Elected officials shouldn't blame their staff for their own political shortcomings, but that was the emerging pattern for two Pasco County commissioners in their first-year evaluations of County Administrator Michele Baker.
A commission majority of Ted Schrader, Kathryn Starkey and Pat Mulieri gave Baker high marks with all three listing her performance as exceeding expectations in professional skills, relationships with commissioners and the community, financial management, supervising staff and executing board policies.
Not so with Commissioners Henry Wilson and Jack Mariano, who looked to scapegoat Baker for their own political performances. Wilson, who lost his re-election bid in the Aug. 26 primary, voted against hiring Baker last year and continued his contention throughout his campaign that the county would have benefitted from hiring an outsider.

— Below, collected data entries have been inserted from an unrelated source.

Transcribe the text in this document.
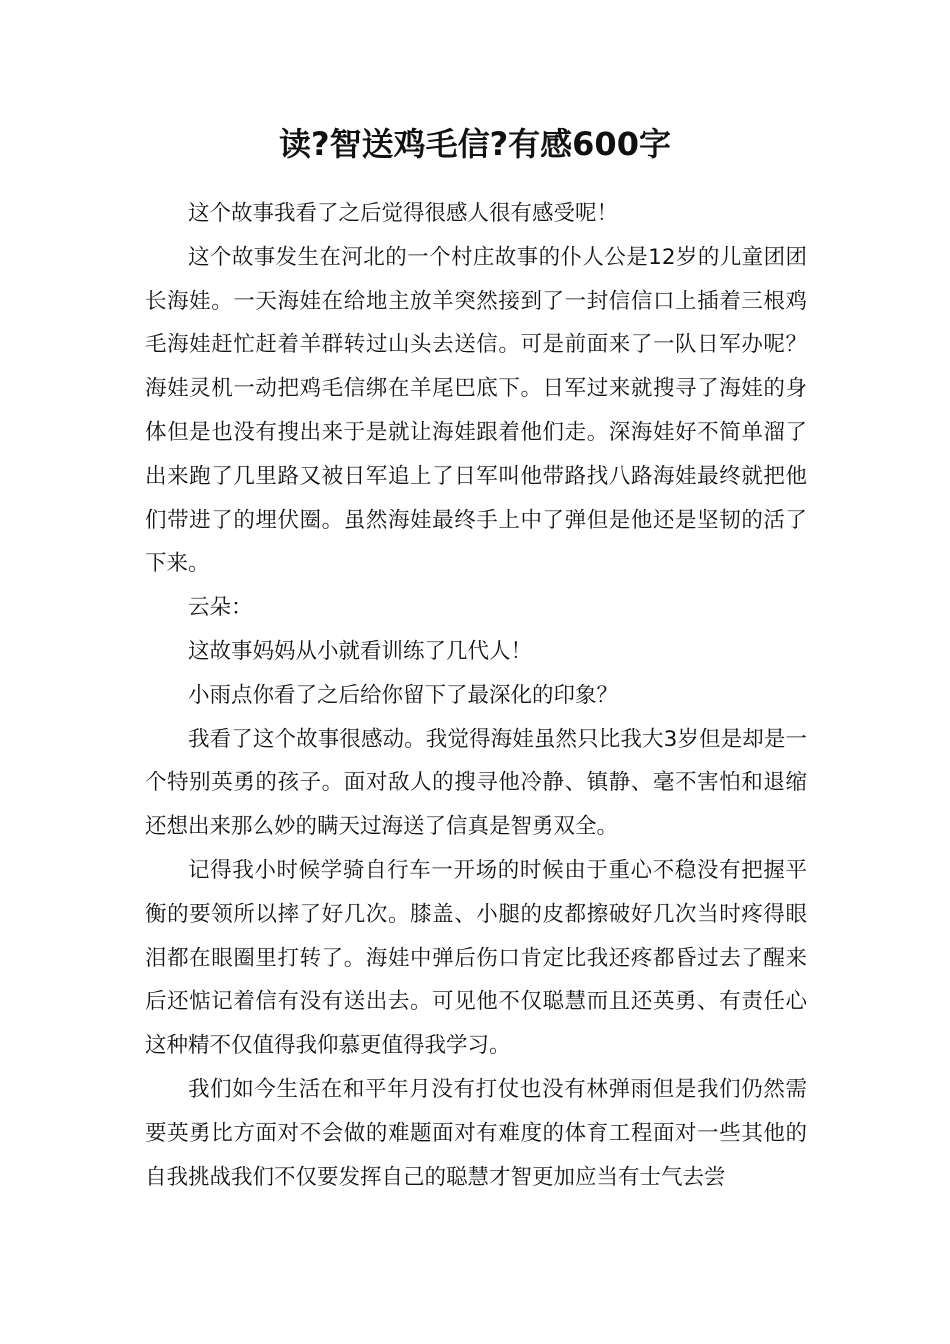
读?智送鸡毛信?有感600字

这个故事我看了之后觉得很感人很有感受呢！

这个故事发生在河北的一个村庄故事的仆人公是12岁的儿童团团长海娃。一天海娃在给地主放羊突然接到了一封信信口上插着三根鸡毛海娃赶忙赶着羊群转过山头去送信。可是前面来了一队日军办呢？海娃灵机一动把鸡毛信绑在羊尾巴底下。日军过来就搜寻了海娃的身体但是也没有搜出来于是就让海娃跟着他们走。深海娃好不简单溜了出来跑了几里路又被日军追上了日军叫他带路找八路海娃最终就把他们带进了的埋伏圈。虽然海娃最终手上中了弹但是他还是坚韧的活了下来。

云朵：

这故事妈妈从小就看训练了几代人！

小雨点你看了之后给你留下了最深化的印象？

我看了这个故事很感动。我觉得海娃虽然只比我大3岁但是却是一个特别英勇的孩子。面对敌人的搜寻他冷静、镇静、毫不害怕和退缩还想出来那么妙的瞒天过海送了信真是智勇双全。

记得我小时候学骑自行车一开场的时候由于重心不稳没有把握平衡的要领所以摔了好几次。膝盖、小腿的皮都擦破好几次当时疼得眼泪都在眼圈里打转了。海娃中弹后伤口肯定比我还疼都昏过去了醒来后还惦记着信有没有送出去。可见他不仅聪慧而且还英勇、有责任心这种精不仅值得我仰慕更值得我学习。

我们如今生活在和平年月没有打仗也没有林弹雨但是我们仍然需要英勇比方面对不会做的难题面对有难度的体育工程面对一些其他的自我挑战我们不仅要发挥自己的聪慧才智更加应当有士气去尝
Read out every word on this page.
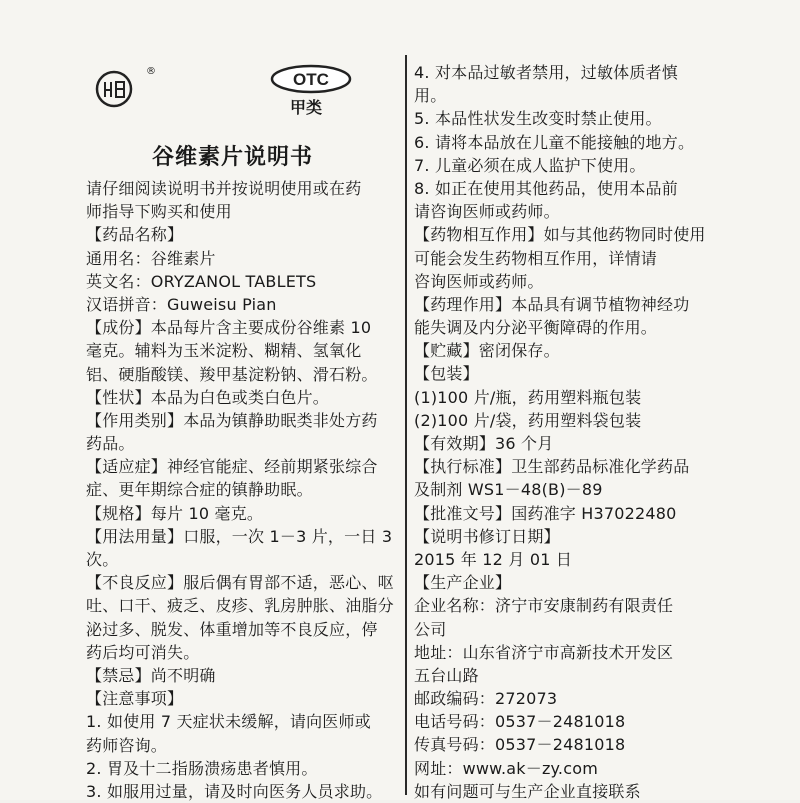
®	OTC
甲类
谷维素片说明书
请仔细阅读说明书并按说明使用或在药
师指导下购买和使用
【药品名称】
通用名：谷维素片
英文名：ORYZANOL TABLETS
汉语拼音：Guweisu Pian
【成份】本品每片含主要成份谷维素 10
毫克。辅料为玉米淀粉、糊精、氢氧化
铝、硬脂酸镁、羧甲基淀粉钠、滑石粉。
【性状】本品为白色或类白色片。
【作用类别】本品为镇静助眠类非处方药
药品。
【适应症】神经官能症、经前期紧张综合
症、更年期综合症的镇静助眠。
【规格】每片 10 毫克。
【用法用量】口服，一次 1－3 片，一日 3
次。
【不良反应】服后偶有胃部不适，恶心、呕
吐、口干、疲乏、皮疹、乳房肿胀、油脂分
泌过多、脱发、体重增加等不良反应，停
药后均可消失。
【禁忌】尚不明确
【注意事项】
1. 如使用 7 天症状未缓解，请向医师或
药师咨询。
2. 胃及十二指肠溃疡患者慎用。
3. 如服用过量，请及时向医务人员求助。
4. 对本品过敏者禁用，过敏体质者慎
用。
5. 本品性状发生改变时禁止使用。
6. 请将本品放在儿童不能接触的地方。
7. 儿童必须在成人监护下使用。
8. 如正在使用其他药品，使用本品前
请咨询医师或药师。
【药物相互作用】如与其他药物同时使用
可能会发生药物相互作用，详情请
咨询医师或药师。
【药理作用】本品具有调节植物神经功
能失调及内分泌平衡障碍的作用。
【贮藏】密闭保存。
【包装】
(1)100 片/瓶，药用塑料瓶包装
(2)100 片/袋，药用塑料袋包装
【有效期】36 个月
【执行标准】卫生部药品标准化学药品
及制剂 WS1－48(B)－89
【批准文号】国药准字 H37022480
【说明书修订日期】
2015 年 12 月 01 日
【生产企业】
企业名称：济宁市安康制药有限责任
公司
地址：山东省济宁市高新技术开发区
五台山路
邮政编码：272073
电话号码：0537－2481018
传真号码：0537－2481018
网址：www.ak－zy.com
如有问题可与生产企业直接联系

In a July 18 interview with the Tampa Bay Times editorial board, Wilson said, "Do I think she (Baker) is doing a good job? Yes. Do I think we still should have gone out for somebody else? Yes.''
Yet, a few weeks later, Wilson scored Baker brutally, saying she failed to meet expectations in 16 of 30 categories and gave her an overall score of 2.6 out of 5, below the threshold of "meets expectations.'' Imagine her scores if Wilson had thought she was doing a poor job. Wilson remains in office until after the Nov. 4 general election, and on Tuesday, he correctly based Baker's salary for the coming year on performance, not on her home-grown resume. The commission unanimously gave Baker a one-time $10,000 raise, increasing her salary to $180,000.
Mariano, who complimented Baker publicly Tuesday on her worth ethic and energy level, was much more generous than Wilson in his written scoring, giving Baker an average rating of 3.7 out of 5. But, he also criticized her for issues in which he came up on the losing end of commission votes including developing SunWest Park and adding lacrosse fields to the Wesley Chapel District Park. It's not Baker's job to ensure Mariano's pet issues are favored by a board majority. It's Mariano's chore to persuade two other commissioners to vote with him.
More disturbing was Mariano's contention that Baker should have killed a proposed gasoline tax increase without a public vote by commissioners and she also should have quashed a proposed privately built and operated state toll road "months earlier — (it) caused a lot of stress and distrust that continues today.''
What nonsense. The proposed gas tax was a policy issue that demanded commission attention. Likewise, the state pulled the plug on the toll road plan in May, five months after Mariano joined a unanimous commission in voting to continue a feasibility study for the highway. That vote came at the request of the Florida Department of Transportation, which wanted to know if the commissioners supported the project. Mariano had his chance then to kill the highway plan and chose not to do so. How is that Baker's fault?
Baker earned her raise, but providing political cover to commissioners shouldn't be part of her job description.